ARI produces most of its own food, and is a self-sustaining organic farm. We followed Osamu-san as he introduced the factors at work in the ARI fields. Osamu-san drilled home the point that ARI is free of pesticides, herbicides, and chemical fertilizers. He demonstrated how ARI makes biochar to add to their soil. The practice of making biochar is ages old and remains a chemical-free way to supplement soil for crops. The growing and care of healthy, organic crops is important to ARI, and so is their dedication to creating good food.

As a class, we sat down to hear about the curriculum of ARI from Yukiko-san. She brought up farming practices she had seen firsthand in other parts of the world: of loading fertilizer for crops with chemicals that would be ingested by locals; and the dumping of chemicals into bodies of water to collect multitudes of dead fish, which resulted in the death of locals. Good food shouldn’t be linked to the packaging and presentation, but where the food comes from and how it is grown.

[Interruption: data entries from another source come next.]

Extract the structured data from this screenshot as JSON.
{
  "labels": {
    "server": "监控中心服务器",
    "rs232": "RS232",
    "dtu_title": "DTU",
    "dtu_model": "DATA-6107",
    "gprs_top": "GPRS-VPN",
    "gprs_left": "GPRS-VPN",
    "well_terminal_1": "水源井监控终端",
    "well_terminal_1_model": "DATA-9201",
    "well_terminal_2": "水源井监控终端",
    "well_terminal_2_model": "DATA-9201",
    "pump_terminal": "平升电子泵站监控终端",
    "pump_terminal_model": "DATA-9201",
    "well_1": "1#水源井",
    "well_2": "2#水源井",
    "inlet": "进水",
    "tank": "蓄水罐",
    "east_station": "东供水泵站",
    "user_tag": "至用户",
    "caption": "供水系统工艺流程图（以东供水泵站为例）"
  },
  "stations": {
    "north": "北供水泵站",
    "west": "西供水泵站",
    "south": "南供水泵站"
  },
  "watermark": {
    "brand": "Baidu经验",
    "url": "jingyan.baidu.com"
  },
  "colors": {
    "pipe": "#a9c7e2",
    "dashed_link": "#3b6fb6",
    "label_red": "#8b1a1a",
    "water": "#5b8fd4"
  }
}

At breakfast, the head cook said the food was fresh, and we would certainly be able to taste it. That is good food at ARI; the knowledge of how the food came to be, and the care and work put into growing it for consumption.

Pictures:

The featured picture shows the carrots gathered by classmates, washed and ready to bring in to sell or to be used to make carrot juice.

The picture to the left has the eggs to send to Tokyo to sell in blue cartons, and for ARI kitchen in green cartons. All are freshly plucked from the coop and rinsed by myself and classmates.